I love C@thesingledollar and am avid reader of her blog (and yours), but I disagree with her (and George H. Puck) on this point. I think Dave Ramsey’s advice is really only helpful for people just starting out with debt repayment or for people who have struggled to stick to a debt repayment payoff plan who need the psychological ‘wins’ associated with paying off debts. You know those people… People who are contemplating whether or not they are prepared to make the real sacrifices necessary to get out of debt. I don’t think that is DDSW’s case at all. She has consistently made the sacrifices necessary to get out of debt AND demonstrated her ability to comeback from setbacks both medical and financial. As you have steady employment and an enormous loan, I think this was absolutely the a great move. You are going to save a ridiculous amount in interest.
Like most, I believe that having smaller goals in your debt repayment plan is a good idea. The first goal might be to get to $100,000 or $99,999.00. But that is like with any goal (weight-loss, learning objectives, etc.) I just don’t see the benefit of tracking what the interest on the old loans would be as you had multiple loans and would have had to recalculate interest every time you made a massive principal payment. Ugh, that sounds like so much work for little reward. I mean obviously it is totally up to you but this reader will certainly be tuning into your debt repayment updates whether you do that or not.
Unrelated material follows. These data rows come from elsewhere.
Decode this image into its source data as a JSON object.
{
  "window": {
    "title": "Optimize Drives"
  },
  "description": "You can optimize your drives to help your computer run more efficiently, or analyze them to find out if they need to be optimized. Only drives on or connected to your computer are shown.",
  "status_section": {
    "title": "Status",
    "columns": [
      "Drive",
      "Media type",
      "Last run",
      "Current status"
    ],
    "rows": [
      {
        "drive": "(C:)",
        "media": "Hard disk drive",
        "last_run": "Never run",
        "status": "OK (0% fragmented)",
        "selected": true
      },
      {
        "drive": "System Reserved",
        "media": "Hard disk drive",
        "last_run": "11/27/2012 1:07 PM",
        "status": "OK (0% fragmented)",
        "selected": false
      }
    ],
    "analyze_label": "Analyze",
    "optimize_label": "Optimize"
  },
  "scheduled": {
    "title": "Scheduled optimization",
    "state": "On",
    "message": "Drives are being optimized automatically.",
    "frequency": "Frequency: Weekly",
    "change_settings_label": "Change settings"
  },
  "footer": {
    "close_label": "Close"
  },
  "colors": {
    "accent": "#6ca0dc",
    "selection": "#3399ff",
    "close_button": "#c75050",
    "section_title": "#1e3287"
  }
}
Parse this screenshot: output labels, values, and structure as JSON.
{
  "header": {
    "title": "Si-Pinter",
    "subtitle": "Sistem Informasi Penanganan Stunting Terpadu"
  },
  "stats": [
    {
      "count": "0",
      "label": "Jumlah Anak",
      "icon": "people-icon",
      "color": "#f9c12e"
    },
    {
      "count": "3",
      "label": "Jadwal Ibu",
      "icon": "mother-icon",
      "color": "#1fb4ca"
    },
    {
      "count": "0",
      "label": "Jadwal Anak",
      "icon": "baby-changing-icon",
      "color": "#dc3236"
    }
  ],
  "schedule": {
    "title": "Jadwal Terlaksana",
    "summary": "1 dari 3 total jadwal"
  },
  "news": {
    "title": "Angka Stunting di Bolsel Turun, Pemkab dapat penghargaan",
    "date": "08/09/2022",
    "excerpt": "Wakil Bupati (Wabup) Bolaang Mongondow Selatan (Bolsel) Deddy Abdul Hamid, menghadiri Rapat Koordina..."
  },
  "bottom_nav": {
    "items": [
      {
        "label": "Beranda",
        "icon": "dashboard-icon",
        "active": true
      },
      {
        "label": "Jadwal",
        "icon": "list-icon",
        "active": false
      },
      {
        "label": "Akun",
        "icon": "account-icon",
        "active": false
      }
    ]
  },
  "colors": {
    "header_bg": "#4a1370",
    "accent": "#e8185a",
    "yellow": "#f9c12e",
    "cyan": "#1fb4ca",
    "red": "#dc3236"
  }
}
In any instance, CON-GRAT-U-LATIONS!!! This was a serious achievement on your path to become debt free.
Thank you for the encouragement, Candice. I will definitely have milestones set up to celebrate just as I did when paying off my credit card debt. Having those near-term goals helped to keep me motivated. This will be no different. Yes, going from six figure debt down to five figures will naturally be one of those markers!
That’s an amazing rate! Is it fixed or variable? Either way, if it’s variable, I’d be surprised if the rate gets close to what your old rates were in the next five years!
I was thinking about re-refinancing mine to a shorter term/lower rate, but I think I’m pausing my accelerated student loan repayment, in favor of paying extra on my mortgage for a few months, and refinancing that instead–right now my mortgage rate is higher than my student loan rate! Congrats on the refinance!
It is variable. I agree. I’m not concerned about interest rates rising. No one expects the Fed to raise rates very much this year. It would take over two or three years of regular raises before the interest rate could get to my old level. By then, I will have paid off enough that I could refinance again to lower the rate back down.
Fantastic new rate. I too am curious if it is fixed or variable.
Thank you! It is variable, but I have no concerns about that being an issue for my loan term.
Yay this is awesome. It will make such a difference with extra payments paying off principal rather than interest! I agree with a variable interest rate for a 5 year payoff. Rates are expected to stay constant or have minimal increases for this year (maybe 0.25%-0.50%). Then even if it raises 0.25% a quarter until payoff in 5 years you should still come out ahead.
Thanks! That’s the plan.
I’m finally getting to the point in my life where I can look at my student loans without crying or hiding from them- and reading your blog from the start has bolstered my courage.